La irrupción de Jacques Lacan en el psicoanálisis francés no puede reducirse únicamente a su figura personal, sino que debe entenderse dentro de una discusión más amplia sobre el marco de la práctica analítica y la perspectiva epistémica que la sustenta. Por ello, no resulta sorprendente que su respuesta a la “excomunión” que sufrió en el medio psicoanalítico haya sido una revisión profunda de los fundamentos del psicoanálisis.
Como señalaba un colega recientemente, el Seminario 11 no trata simplemente de los conceptos fundamentales, como su título oficial sugiere, sino de los fundamentos mismos de la disciplina. Este matiz no es meramente semántico, sino que marca un desplazamiento clave en su propuesta teórica.
Lacan se propuso, en efecto, trabajar sobre las argumentaciones que sostienen la práctica analítica. Esto queda reflejado en su afirmación, recogida en el Seminario 13, acerca de “esa parte de nuestra praxis que se llama teoría”. Con ello, anuda de manera indisoluble la práctica con la conceptualización, haciendo posible la clínica como formalización de la experiencia analítica.

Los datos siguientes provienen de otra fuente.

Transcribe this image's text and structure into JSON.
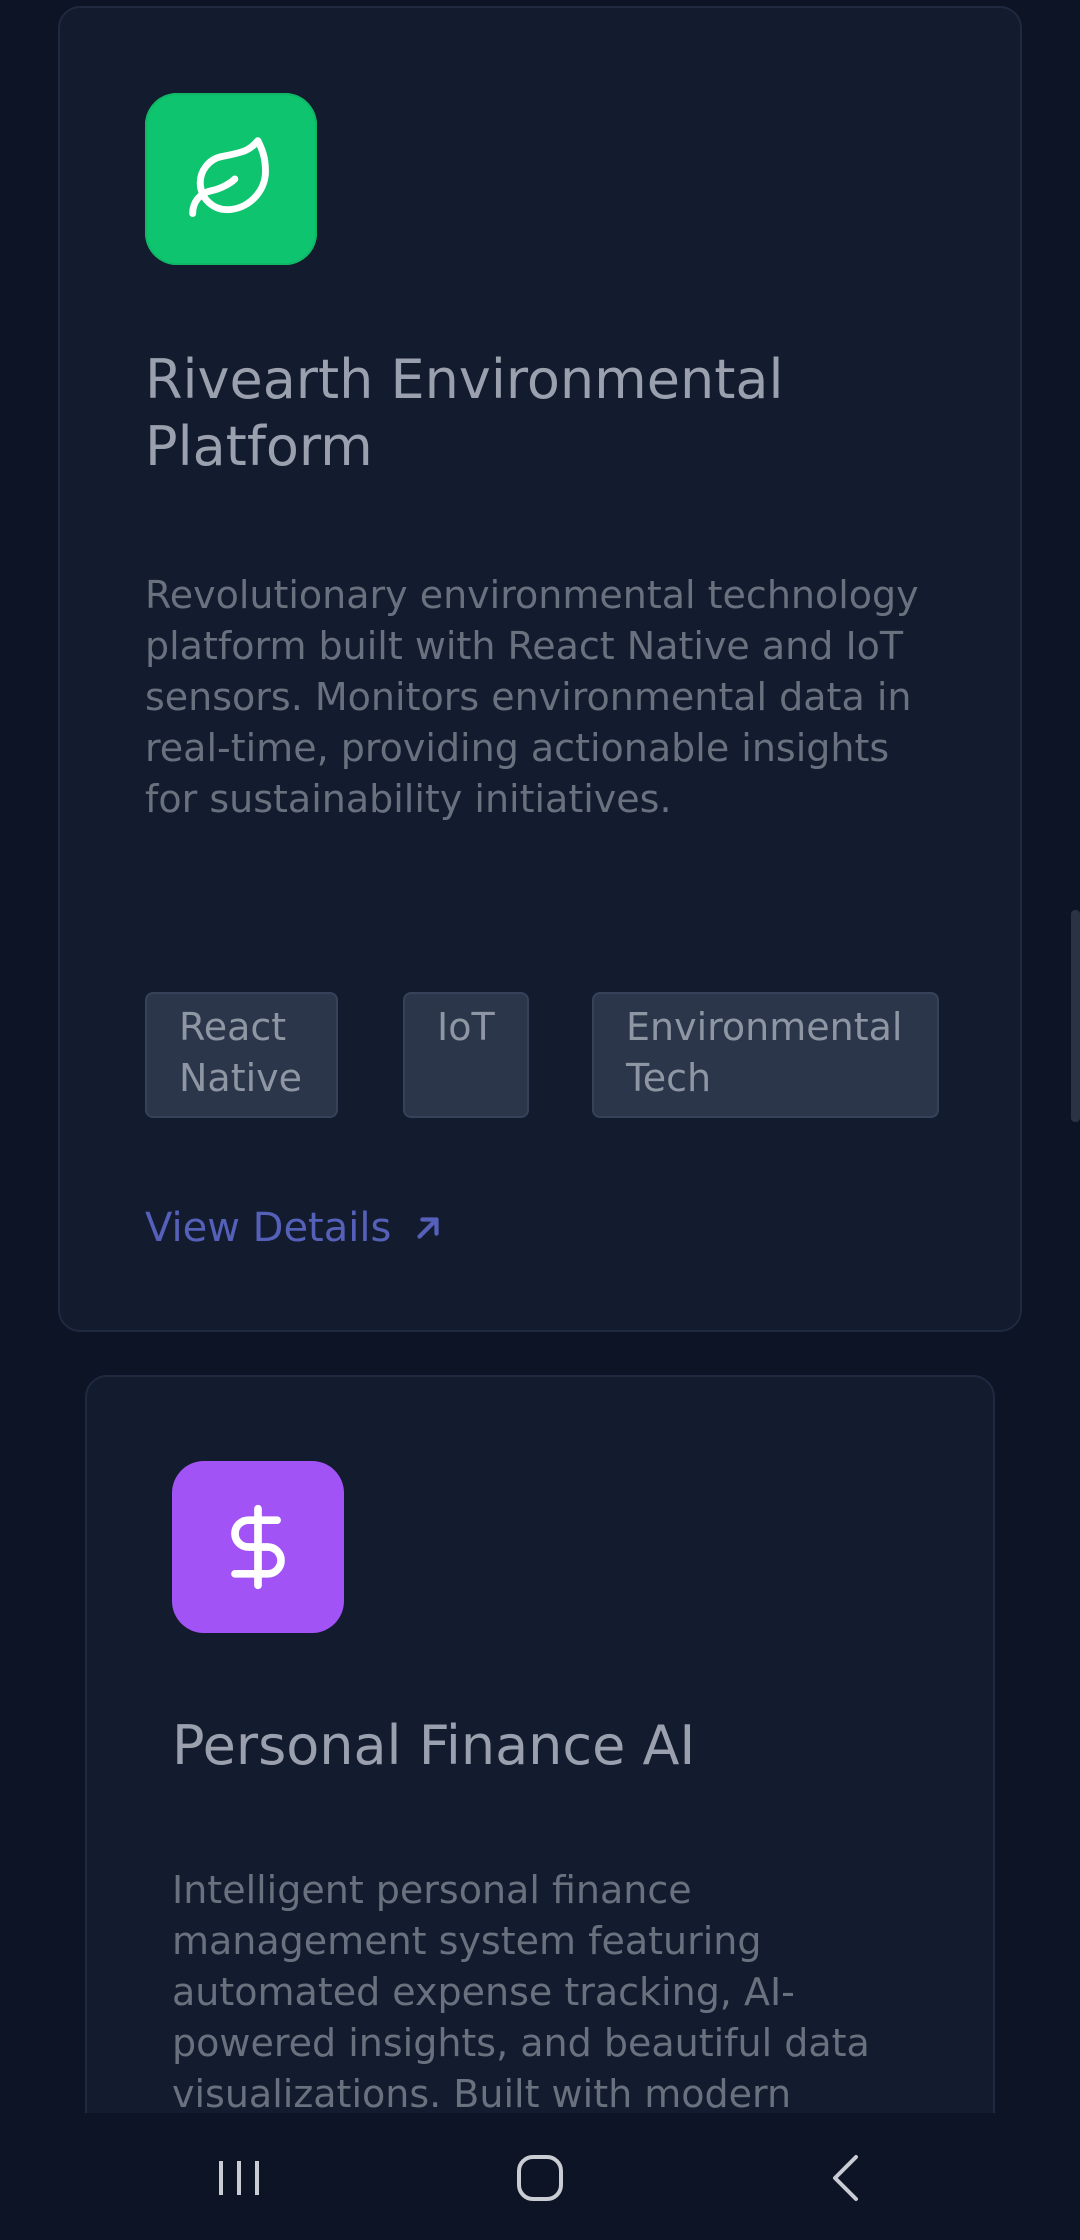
{
  "projects": [
    {
      "icon": "leaf-icon",
      "icon_color": "#0fc46f",
      "title": "Rivearth Environmental Platform",
      "description": "Revolutionary environmental technology platform built with React Native and IoT sensors. Monitors environmental data in real-time, providing actionable insights for sustainability initiatives.",
      "tags": [
        "React Native",
        "IoT",
        "Environmental Tech"
      ],
      "link_label": "View Details"
    },
    {
      "icon": "dollar-icon",
      "icon_color": "#a253f5",
      "title": "Personal Finance AI",
      "description": "Intelligent personal finance management system featuring automated expense tracking, AI-powered insights, and beautiful data visualizations. Built with modern"
    }
  ],
  "navbar": {
    "buttons": [
      "recents-icon",
      "home-icon",
      "back-icon"
    ]
  },
  "colors": {
    "background": "#0d1425",
    "card": "#131b2e",
    "link": "#5560b9"
  }
}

Sin los conceptos que la sustentan, la clínica no podría sostenerse.
Desde esta perspectiva, la enseñanza de Lacan cobra valor en función de la posición que asume respecto a los fundamentos freudianos del psicoanálisis. Esto le permite, por un lado, definir el campo clínico del psicoanálisis diferenciándolo de la medicina, la psiquiatría y la psicología; y, por otro, delimitar los problemas propios de su práctica.
Este recorrido no hace sino devolver al centro del debate la subversión freudiana, a partir de las coordenadas de la palabra y el lenguaje. En su momento, estas dimensiones fueron relegadas en favor de lo imaginario, llevando a una psicologización de la práctica. La pregunta que resuena hoy es si estamos asistiendo a un abandono similar de la palabra, y en caso afirmativo, ¿en favor de qué?